NASA discovers older, bigger cousin planet to Earth
NASA’s Kepler mission has confirmed the discovery of a new near-Earth-size planet in the habitable zone around a Sun-like star.
Perhaps a bit ‘unromantically’ called Kepler-452b, this new Earth-like planet is the smallest planet discovered, to date, which orbits a star in the zone where conditions are optimal for liquid water to exist on the surface. Kepler-452b is 60 percent larger in diameter than Earth and while its mass and composition have not been determined yet, there are good chances it could be rocky. It is located 1,400 light-years away from us in the constellation of Cygnus.
It orbits – in a 385-day year – a so-called G2-type star, like our Sun, from which it is only 5 percent farther than Earth is from our Sun. The star which Kepler-452b is orbiting has been named Kepler-452; it is 6 billion years old – i.e. 1.5 billion years older than our Sun – has the same temperature, and is 20 percent brighter and 10 percent larger in diameter.

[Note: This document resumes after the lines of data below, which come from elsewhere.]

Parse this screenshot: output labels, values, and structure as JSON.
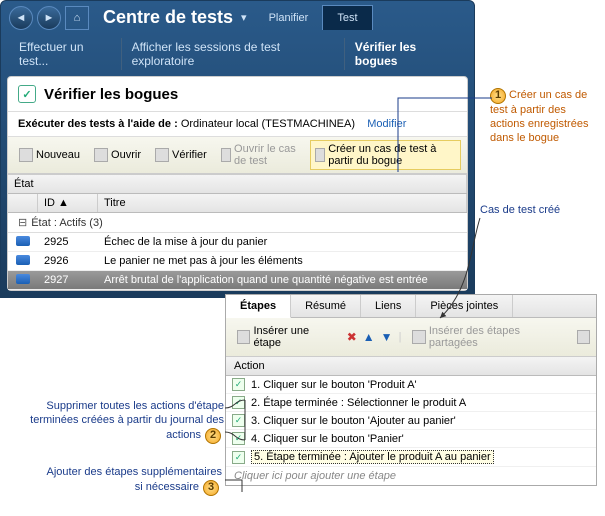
{
  "header": {
    "title": "Centre de tests",
    "tabs": [
      "Planifier",
      "Test"
    ],
    "active_tab": "Test"
  },
  "subnav": {
    "items": [
      "Effectuer un test...",
      "Afficher les sessions de test exploratoire",
      "Vérifier les bogues"
    ],
    "active": "Vérifier les bogues"
  },
  "panel": {
    "title": "Vérifier les bogues",
    "run_label": "Exécuter des tests à l'aide de :",
    "run_value": "Ordinateur local (TESTMACHINEA)",
    "modify": "Modifier"
  },
  "toolbar": {
    "new": "Nouveau",
    "open": "Ouvrir",
    "verify": "Vérifier",
    "open_case": "Ouvrir le cas de test",
    "create_case": "Créer un cas de test à partir du bogue"
  },
  "grid": {
    "state_hdr": "État",
    "cols": [
      "",
      "ID",
      "Titre"
    ],
    "group": "État : Actifs (3)",
    "rows": [
      {
        "id": "2925",
        "title": "Échec de la mise à jour du panier"
      },
      {
        "id": "2926",
        "title": "Le panier ne met pas à jour les éléments"
      },
      {
        "id": "2927",
        "title": "Arrêt brutal de l'application quand une quantité négative est entrée"
      }
    ],
    "selected": 2
  },
  "detail": {
    "tabs": [
      "Étapes",
      "Résumé",
      "Liens",
      "Pièces jointes"
    ],
    "active": "Étapes",
    "toolbar": {
      "insert_step": "Insérer une étape",
      "insert_shared": "Insérer des étapes partagées"
    },
    "action_hdr": "Action",
    "steps": [
      "1. Cliquer sur le bouton 'Produit A'",
      "2. Étape terminée : Sélectionner le produit A",
      "3. Cliquer sur le bouton 'Ajouter au panier'",
      "4. Cliquer sur le bouton 'Panier'",
      "5. Étape terminée : Ajouter le produit A au panier"
    ],
    "selected": 4,
    "placeholder": "Cliquer ici pour ajouter une étape"
  },
  "annotations": {
    "a1": "Créer un cas de test à partir des actions enregistrées dans le bogue",
    "case_created": "Cas de test créé",
    "a2": "Supprimer toutes les actions d'étape terminées créées à partir du journal des actions",
    "a3": "Ajouter des étapes supplémentaires si nécessaire"
  }
}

“We can think of Kepler-452b as an older, bigger cousin to Earth, providing an opportunity to understand and reflect upon Earth’s evolving environment,” said Jon Jenkins at NASA, who led the team that discovered Kepler-452b. “It’s awe-inspiring to consider that this planet has spent 6 billion years in the habitable zone of its star; longer than Earth. That’s substantial opportunity for life to arise, should all the necessary ingredients and conditions for life exist on this planet,” Jenkins added.

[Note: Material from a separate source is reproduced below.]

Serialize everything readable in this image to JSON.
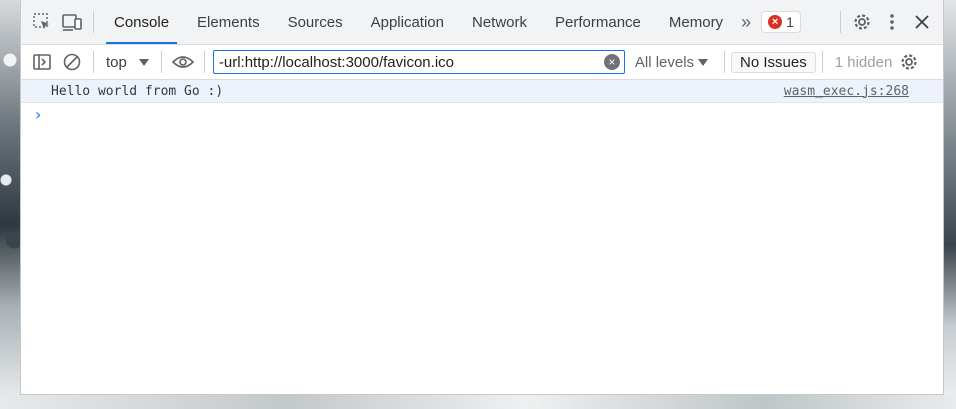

In addition to Kepler-452b, the team of researchers has discovered a total of 521 new exoplanet candidates, which now account to an overall number of 4,696. For now these are only “candidate exoplanets” as follow-up observations are required to verify whether or not they can be classified as actual planets. Amongst these new planet candidates, twelve were found to have diameters 1-2 times that of Earth and orbit in their star’s habitable zone. Of these, nine orbit stars that are similar to our Sun in size and temperature.

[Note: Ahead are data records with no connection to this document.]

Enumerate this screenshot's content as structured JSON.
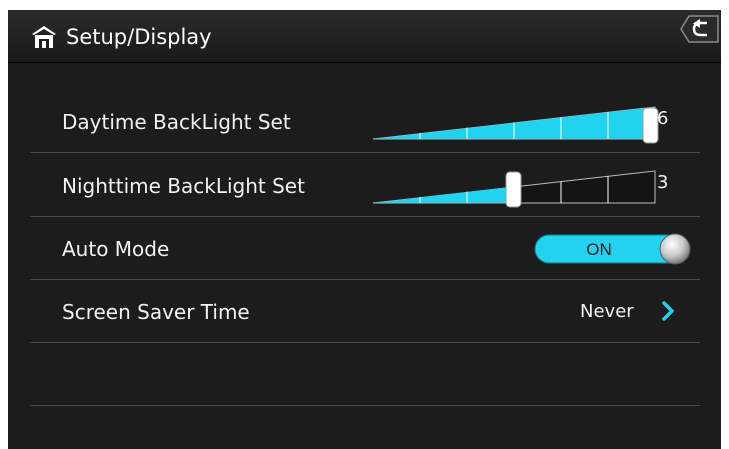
{
  "header": {
    "title": "Setup/Display",
    "home_icon": "home-icon",
    "back_icon": "back-arrow-icon"
  },
  "settings": {
    "daytime_backlight": {
      "label": "Daytime BackLight Set",
      "value": "6",
      "level": 6,
      "max": 6
    },
    "nighttime_backlight": {
      "label": "Nighttime BackLight Set",
      "value": "3",
      "level": 3,
      "max": 6
    },
    "auto_mode": {
      "label": "Auto Mode",
      "state": "ON"
    },
    "screen_saver": {
      "label": "Screen Saver Time",
      "value": "Never",
      "icon": "chevron-right-icon"
    }
  },
  "colors": {
    "accent": "#22d3f0",
    "background": "#1c1c1c",
    "divider": "#4a4a4a"
  }
}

The discovery of so many potential new exoplanets has been possible thanks to improved, automatic observations. “We’ve been able to fully automate our process of identifying planet candidates, which means we can finally assess every transit signal in the entire Kepler dataset quickly and uniformly,” said Jeff Coughlin, at the SETI Institute in Mountain View, California, who led the analysis of the new candidate exoplanets. “This gives astronomers a statistically sound population of planet candidates to accurately determine the number of small, possibly rocky planets like Earth in our Milky Way galaxy.”